History builds a place, anchors and roots it.
And now it's gone for so many people. This town has suffered immense loss in the last year, but more than the houses, more than the casinos, more than the fishing boats and souvenir shops, this town has lost history. I almost feel insulted personally as I drive past places I've frequented for years, now utterly destroyed. The devastation is immense, and nearly unimaginable an entire year later. It has been 14 months since Hurricane Katrina, and I am appalled by the amount left undone. I drive past countless homes, boarded up and unlivable, with small trailers parked in front yards. FEMA trailers, I'm told, for those lucky names on the list that actually got one. The trailers are everywhere, literally sitting in the middle of halfway cleared now-empty lots.
People here, they are now defined by the hurricane. It's a clean sharp-blade cut through the fabric of their lives. Two separate pieces, divided into "before Katrina" and "since Katrina." Life goes on, but it's different now. There is nowhere to go, no corner to turn where the devastation isn't evident. There's no way to ignore it, and no chance at forgetting it.

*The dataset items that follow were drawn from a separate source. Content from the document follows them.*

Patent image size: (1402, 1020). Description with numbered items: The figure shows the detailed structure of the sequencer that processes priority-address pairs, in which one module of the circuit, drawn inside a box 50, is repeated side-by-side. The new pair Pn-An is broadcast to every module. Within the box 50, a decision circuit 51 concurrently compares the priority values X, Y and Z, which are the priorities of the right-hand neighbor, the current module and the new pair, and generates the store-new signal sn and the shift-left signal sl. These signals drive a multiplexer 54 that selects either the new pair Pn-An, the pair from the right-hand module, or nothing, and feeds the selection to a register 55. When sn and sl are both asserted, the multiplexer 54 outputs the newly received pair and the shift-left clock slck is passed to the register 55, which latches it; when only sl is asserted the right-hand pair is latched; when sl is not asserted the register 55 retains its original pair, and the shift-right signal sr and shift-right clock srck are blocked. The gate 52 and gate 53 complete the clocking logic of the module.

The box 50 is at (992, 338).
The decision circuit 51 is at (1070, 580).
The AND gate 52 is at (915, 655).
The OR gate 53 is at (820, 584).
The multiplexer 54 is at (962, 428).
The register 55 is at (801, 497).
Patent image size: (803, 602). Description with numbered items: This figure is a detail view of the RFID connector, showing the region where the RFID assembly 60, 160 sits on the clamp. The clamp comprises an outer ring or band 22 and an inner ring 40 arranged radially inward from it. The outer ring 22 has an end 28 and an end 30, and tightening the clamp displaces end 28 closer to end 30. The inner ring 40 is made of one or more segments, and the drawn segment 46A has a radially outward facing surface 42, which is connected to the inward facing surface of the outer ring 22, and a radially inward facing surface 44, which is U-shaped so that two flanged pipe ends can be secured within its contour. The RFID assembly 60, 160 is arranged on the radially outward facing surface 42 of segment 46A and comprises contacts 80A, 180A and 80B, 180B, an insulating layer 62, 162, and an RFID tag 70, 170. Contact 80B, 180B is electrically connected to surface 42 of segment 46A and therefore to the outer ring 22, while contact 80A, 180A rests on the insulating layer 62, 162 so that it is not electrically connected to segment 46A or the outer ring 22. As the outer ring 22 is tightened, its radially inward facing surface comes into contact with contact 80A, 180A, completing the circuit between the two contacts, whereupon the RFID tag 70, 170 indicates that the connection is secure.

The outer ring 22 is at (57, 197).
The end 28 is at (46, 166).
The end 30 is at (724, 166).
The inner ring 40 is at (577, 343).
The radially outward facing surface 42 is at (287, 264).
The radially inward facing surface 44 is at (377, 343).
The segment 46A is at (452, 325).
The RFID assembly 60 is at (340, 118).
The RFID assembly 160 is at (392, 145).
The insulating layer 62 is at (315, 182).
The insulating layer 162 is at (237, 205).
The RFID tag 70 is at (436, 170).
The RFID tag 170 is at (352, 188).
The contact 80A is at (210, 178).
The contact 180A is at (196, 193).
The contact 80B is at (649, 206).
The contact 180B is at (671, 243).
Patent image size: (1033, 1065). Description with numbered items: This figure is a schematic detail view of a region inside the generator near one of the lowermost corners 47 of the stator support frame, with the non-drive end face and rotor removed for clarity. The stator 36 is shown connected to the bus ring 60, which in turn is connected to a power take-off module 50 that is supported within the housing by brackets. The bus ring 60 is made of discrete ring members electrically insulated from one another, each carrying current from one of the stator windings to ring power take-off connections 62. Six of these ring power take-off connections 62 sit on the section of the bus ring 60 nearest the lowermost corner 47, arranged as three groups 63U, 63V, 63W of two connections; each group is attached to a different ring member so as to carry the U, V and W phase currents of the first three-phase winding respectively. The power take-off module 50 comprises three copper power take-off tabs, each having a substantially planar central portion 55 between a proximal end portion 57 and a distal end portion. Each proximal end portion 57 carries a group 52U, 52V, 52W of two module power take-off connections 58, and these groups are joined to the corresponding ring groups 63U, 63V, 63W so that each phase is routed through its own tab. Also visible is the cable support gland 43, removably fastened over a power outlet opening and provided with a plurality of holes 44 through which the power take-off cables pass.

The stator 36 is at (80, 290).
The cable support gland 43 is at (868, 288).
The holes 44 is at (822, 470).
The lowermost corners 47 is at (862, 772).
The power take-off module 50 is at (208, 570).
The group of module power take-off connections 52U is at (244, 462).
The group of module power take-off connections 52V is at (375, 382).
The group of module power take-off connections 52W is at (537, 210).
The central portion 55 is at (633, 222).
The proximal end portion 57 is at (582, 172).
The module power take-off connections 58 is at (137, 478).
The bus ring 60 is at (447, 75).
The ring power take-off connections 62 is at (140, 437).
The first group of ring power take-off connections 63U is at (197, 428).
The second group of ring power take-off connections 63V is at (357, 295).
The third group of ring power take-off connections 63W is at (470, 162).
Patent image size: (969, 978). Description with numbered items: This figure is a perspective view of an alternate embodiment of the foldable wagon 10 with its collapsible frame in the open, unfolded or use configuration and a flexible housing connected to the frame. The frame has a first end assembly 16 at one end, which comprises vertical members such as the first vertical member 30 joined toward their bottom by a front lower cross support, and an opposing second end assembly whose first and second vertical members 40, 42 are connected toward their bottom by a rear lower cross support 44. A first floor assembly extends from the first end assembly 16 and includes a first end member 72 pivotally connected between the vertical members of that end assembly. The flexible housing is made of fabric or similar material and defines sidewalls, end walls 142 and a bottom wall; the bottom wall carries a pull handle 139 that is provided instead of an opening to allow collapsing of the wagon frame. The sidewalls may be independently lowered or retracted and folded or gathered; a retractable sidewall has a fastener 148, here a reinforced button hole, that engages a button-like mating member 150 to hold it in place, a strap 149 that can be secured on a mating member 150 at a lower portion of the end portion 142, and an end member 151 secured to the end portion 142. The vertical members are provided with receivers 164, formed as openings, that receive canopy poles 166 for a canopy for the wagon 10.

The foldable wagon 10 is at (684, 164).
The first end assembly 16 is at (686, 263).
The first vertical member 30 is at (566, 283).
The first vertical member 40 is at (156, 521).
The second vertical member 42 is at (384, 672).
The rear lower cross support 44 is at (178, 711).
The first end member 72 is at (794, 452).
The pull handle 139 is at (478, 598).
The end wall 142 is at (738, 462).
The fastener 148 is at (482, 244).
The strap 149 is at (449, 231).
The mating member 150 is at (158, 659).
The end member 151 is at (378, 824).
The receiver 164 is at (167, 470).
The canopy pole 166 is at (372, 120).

Acceptance is the most prevalent approach at this point, laced with guarded hope and the occasional bitter sense of humor. "Camille was a lady, but Katrina was a bitch" reads one bumper sticker, referring to the 1969 category 5 hurricane that also wreaked much havoc on the Gulf Coast. Katrina was the true bitch, though, destroying or majorly damaging over 90% of the structures within a half-mile of the coastline. Katrina also ranks as the costliest natural disaster to ever occur in the U.S.
But there's hope, too. Hope for a new history, a second-chance timeline of reconstruction and future. I see it in the countless "now open" signs printed on plastic banners and hung proudly across storefronts and restaurants. I see it in the lives of the teenagers tossing a football back and forth along the almost clean beach. And I see it in my grandparents who drive us 30 miles to eat at a newly-relocated previously-beachfront seafood restaurant.
I hope for a new history for the people of the Gulf Coast. It won't happen quickly, and it won't ever be the same. But I think time is probably history's best friend.